Limitations in AI models reproducing the expressiveness and depth of human verbal communication
In the heart of the University of Pennsylvania, the Penn Phonetics Laboratory has been a hub for research on human speech and its digital counterparts. This summer, Associate Professor of Linguistics Jianjing Kuang mentored three undergraduate students - Kevin Li, Henry Huang, and Ethan Yang - in a research project that compared human and AI speech in speech production and perception.
The research project, part of the Penn Undergraduate Research Mentoring Program (PURM), focused on analysing the capabilities of various text-to-speech (TTS) platforms. The team, led by Li and Huang, found that most TTS models struggled to focus on the correct place in the sentence compared to human production.

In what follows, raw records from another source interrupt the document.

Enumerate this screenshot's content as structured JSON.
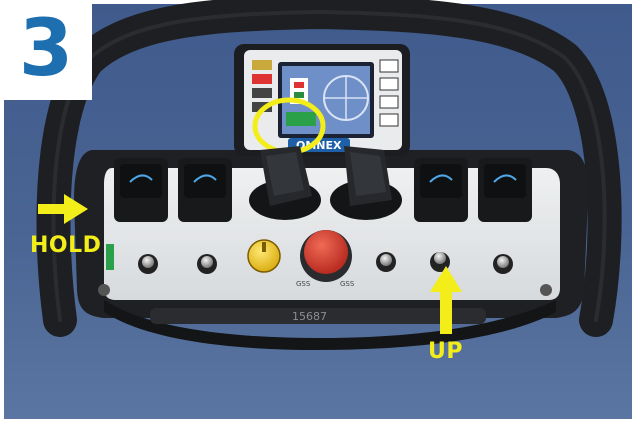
{
  "step_badge": {
    "number": "3",
    "color": "#1e6fb0"
  },
  "callouts": {
    "hold": {
      "label": "HOLD",
      "color": "#f3ee1a"
    },
    "up": {
      "label": "UP",
      "color": "#f3ee1a"
    }
  },
  "display_highlight": {
    "shape": "circle",
    "color": "#f3ee1a"
  },
  "remote": {
    "brand": "OMNEX",
    "serial": "15687",
    "emergency_stop_labels": [
      "GSS",
      "GSS"
    ]
  }
}
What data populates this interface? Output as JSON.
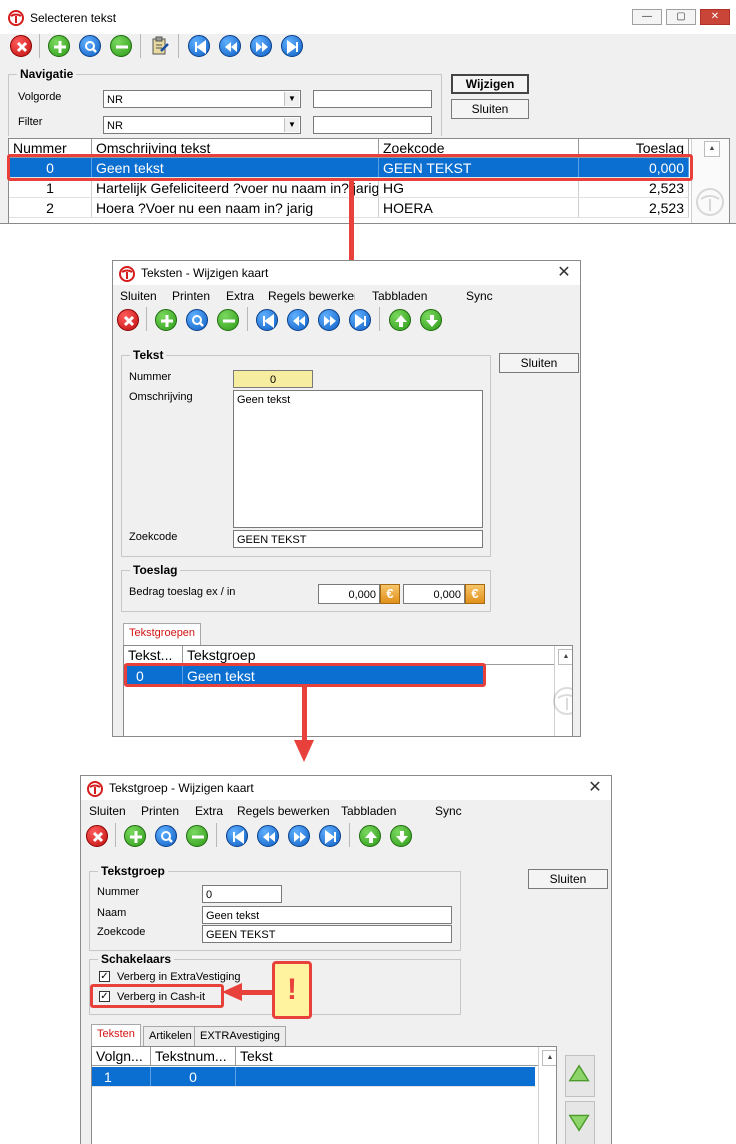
{
  "window1": {
    "title": "Selecteren tekst",
    "navigation": {
      "title": "Navigatie",
      "volgorde_label": "Volgorde",
      "volgorde_value": "NR",
      "filter_label": "Filter",
      "filter_value": "NR"
    },
    "buttons": {
      "wijzigen": "Wijzigen",
      "sluiten": "Sluiten"
    },
    "grid": {
      "headers": [
        "Nummer",
        "Omschrijving tekst",
        "Zoekcode",
        "Toeslag"
      ],
      "rows": [
        {
          "nummer": "0",
          "omschrijving": "Geen tekst",
          "zoekcode": "GEEN TEKST",
          "toeslag": "0,000"
        },
        {
          "nummer": "1",
          "omschrijving": "Hartelijk Gefeliciteerd ?voer nu naam in? jarig",
          "zoekcode": "HG",
          "toeslag": "2,523"
        },
        {
          "nummer": "2",
          "omschrijving": "Hoera ?Voer nu een naam in? jarig",
          "zoekcode": "HOERA",
          "toeslag": "2,523"
        }
      ]
    }
  },
  "window2": {
    "title": "Teksten - Wijzigen kaart",
    "menu": [
      "Sluiten",
      "Printen",
      "Extra",
      "Regels bewerken",
      "Tabbladen",
      "Sync"
    ],
    "tekst": {
      "title": "Tekst",
      "nummer_label": "Nummer",
      "nummer_value": "0",
      "omschrijving_label": "Omschrijving",
      "omschrijving_value": "Geen tekst",
      "zoekcode_label": "Zoekcode",
      "zoekcode_value": "GEEN TEKST"
    },
    "toeslag": {
      "title": "Toeslag",
      "bedrag_label": "Bedrag toeslag ex / in",
      "ex_value": "0,000",
      "in_value": "0,000",
      "currency": "€"
    },
    "sluiten_button": "Sluiten",
    "tab": "Tekstgroepen",
    "grid": {
      "headers": [
        "Tekst...",
        "Tekstgroep"
      ],
      "rows": [
        {
          "tekst": "0",
          "tekstgroep": "Geen tekst"
        }
      ]
    }
  },
  "window3": {
    "title": "Tekstgroep - Wijzigen kaart",
    "menu": [
      "Sluiten",
      "Printen",
      "Extra",
      "Regels bewerken",
      "Tabbladen",
      "Sync"
    ],
    "tekstgroep": {
      "title": "Tekstgroep",
      "nummer_label": "Nummer",
      "nummer_value": "0",
      "naam_label": "Naam",
      "naam_value": "Geen tekst",
      "zoekcode_label": "Zoekcode",
      "zoekcode_value": "GEEN TEKST"
    },
    "schakelaars": {
      "title": "Schakelaars",
      "items": [
        {
          "label": "Verberg in ExtraVestiging",
          "checked": "✓"
        },
        {
          "label": "Verberg in Cash-it",
          "checked": "✓"
        }
      ]
    },
    "sluiten_button": "Sluiten",
    "tabs": [
      "Teksten",
      "Artikelen",
      "EXTRAvestiging"
    ],
    "grid": {
      "headers": [
        "Volgn...",
        "Tekstnum...",
        "Tekst"
      ],
      "rows": [
        {
          "volgnummer": "1",
          "tekstnummer": "0",
          "tekst": ""
        }
      ]
    }
  },
  "annotation": {
    "symbol": "!"
  },
  "colors": {
    "highlight": "#e8413c",
    "selection": "#0b6fd1",
    "warning_bg": "#fff3a0"
  }
}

However, companies such as ElevenLabs and AIdentical have developed platforms with outstanding capabilities to generate prosodically emphasized sentences, offering highly realistic speech synthesis with control over timing, emphasis, and emotions.
To conduct their research, the students analysed acoustic measures such as pitch, intensity, and duration of words using the software Praat. They generated the sentence "Molly mailed a melon" in 15 AI text-to-speech platforms and ran a perception experiment, asking human listeners to rate the naturalness of an audio clip and identify whether the speaker was human or AI.
The results were revealing. The accuracy for identifying human versus AI was very high, suggesting that AI speech is still not human-like. The average word duration for the word "mailed" was significantly longer from humans than from any of the speech robots. Furthermore, there was a huge variability among the TTS models, with some models unable to emphasize certain words and others producing incorrect intonation.
Ethan Yang, a third-year mechanical engineering major from Diamond Bar, California, learned to control intonation in TTS models through the research project. He found that speech robots had an easier time emphasizing the word "Molly" than words later in the sentence.
Professor Kuang emphasizes the importance of building bridges between science and industry to improve AI speech and better understand human speech uniqueness. The research project highlights the ongoing efforts to create more human-like AI speech and the potential for collaboration between academia and industry in this field.